We assessed the minimal remifentanil dosage required for tracheal tube tolerance in awake and spontaneously breathing patients after major abdominal surgery. Forty postoperative patients received remifentanil 0.1 μg^.kg^-1.min, which was reduced in steps of 0.025 μg^.kg^-1.min every 30 min. Respiratory response subscore of comfort scale (CSRR), Ramsay sedation scale (RSS), visual analogue scale (VAS), respiratory rate, and minute ventilation were recorded. Spontaneous respiration with no or little response to ventilation (CSRR 2) in co-operative, oriented and tranquil patients (RSS 2) was defined as the main outcome and study endpoint. Thirty-one patients (77.5%) reached a CSRR 2 and RSS 2 with remifentanil 0.025 μg^.kg^-1.min and nine patients (22.5%) required remifentanil 0.05 μg^.kg^-1.min. Analgesia was sufficient in all patients (VAS = 30). Remifentanil 0.025−0.05 μg^.kg^-1.min achieves satisfactory tracheal tube tolerance in awake and spontaneously breathing patients.
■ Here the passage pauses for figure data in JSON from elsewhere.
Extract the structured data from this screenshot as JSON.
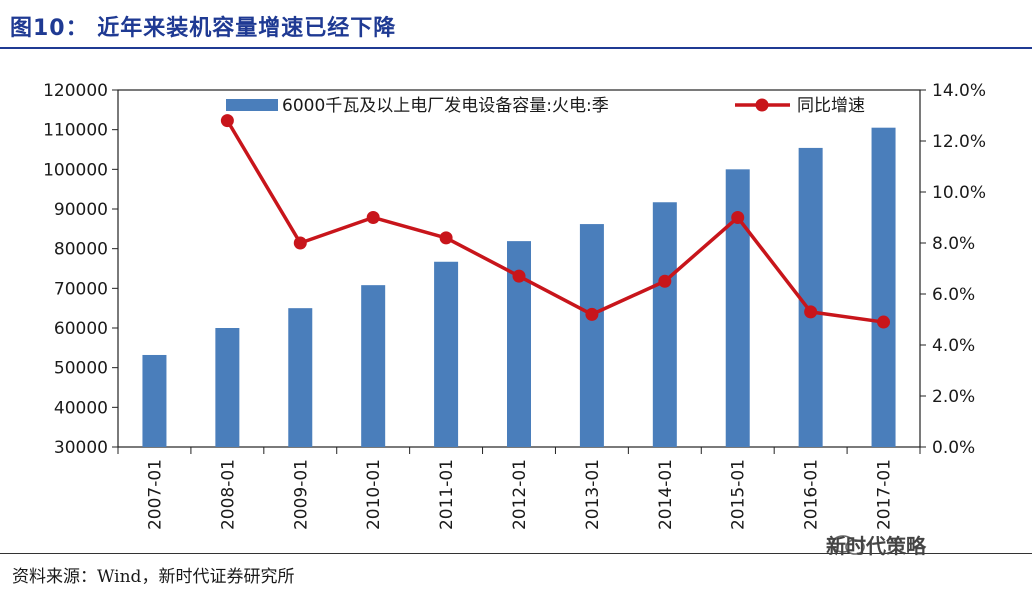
{
  "header": {
    "title": "图10：   近年来装机容量增速已经下降"
  },
  "footer": {
    "source": "资料来源：Wind，新时代证券研究所",
    "watermark": "新时代策略"
  },
  "icons": {
    "watermark_icon": "wechat-icon"
  },
  "colors": {
    "bar": "#4a7ebb",
    "line": "#c8151b",
    "title": "#1f3a93"
  },
  "chart_data": {
    "type": "bar+line",
    "categories": [
      "2007-01",
      "2008-01",
      "2009-01",
      "2010-01",
      "2011-01",
      "2012-01",
      "2013-01",
      "2014-01",
      "2015-01",
      "2016-01",
      "2017-01"
    ],
    "left_axis": {
      "min": 30000,
      "max": 120000,
      "step": 10000,
      "ticks": [
        "30000",
        "40000",
        "50000",
        "60000",
        "70000",
        "80000",
        "90000",
        "100000",
        "110000",
        "120000"
      ]
    },
    "right_axis": {
      "min": 0,
      "max": 14,
      "step": 2,
      "ticks": [
        "0.0%",
        "2.0%",
        "4.0%",
        "6.0%",
        "8.0%",
        "10.0%",
        "12.0%",
        "14.0%"
      ]
    },
    "series": [
      {
        "name": "6000千瓦及以上电厂发电设备容量:火电:季",
        "type": "bar",
        "axis": "left",
        "values": [
          53200,
          60000,
          65000,
          70800,
          76700,
          81900,
          86200,
          91700,
          100000,
          105400,
          110500
        ]
      },
      {
        "name": "同比增速",
        "type": "line",
        "axis": "right",
        "values": [
          null,
          12.8,
          8.0,
          9.0,
          8.2,
          6.7,
          5.2,
          6.5,
          9.0,
          5.3,
          4.9
        ]
      }
    ],
    "legend_position": "top",
    "grid": false
  }
}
Anaesthesia 2007;62:760–768

The bias, precision and tracking ability of five different pulse contour methods were evaluated by simultaneous comparison of cardiac output values from the conventional thermodilution technique (COtd). The five different pulse contour methods included in this study were: Wesseling’s method (cZ); the Modelflow method; the LiDCO system; the PiCCO system and a recently developed Hemac method. We studied 24 cardiac surgery patients undergoing uncomplicated coronary artery bypass grafting. In each patient, the first series of COtd was used to calibrate the five pulse contour methods. In all, 199 series of measurements were accepted by all methods and included in the study. COtd ranged from 2.14 to 7.55 l^.min^-1, with a mean of 4.81 l^.min^-1. Bland-Altman analysis showed the following bias and limits of agreement: cZ, 0.23 and − 0.80 to 1.26 l^.min^-1; Modelflow, 0.00 and − 0.74 to 0.74 l^.min^-1; LiDCO, – 0.17 and − 1.55 to 1.20 l^.min^-1; PiCCO, 0.14 and − 1.60 to 1.89 l^.min^-1; and Hemac, 0.06 and − 0.81 to 0.93 l^.min^-1. Changes in cardiac output larger than 0.5 l^.min^-1 (10%) were correctly followed by the Modelflow and the Hemac method in 96% of cases. In this group of subjects, without congestive heart failure, with normal heart rhythm and reasonable peripheral circulation, the best results in absolute values as well as in tracking changes in cardiac output were measured using the Modelflow and Hemac pulse contour methods, based on non-linear three-element Windkessel models.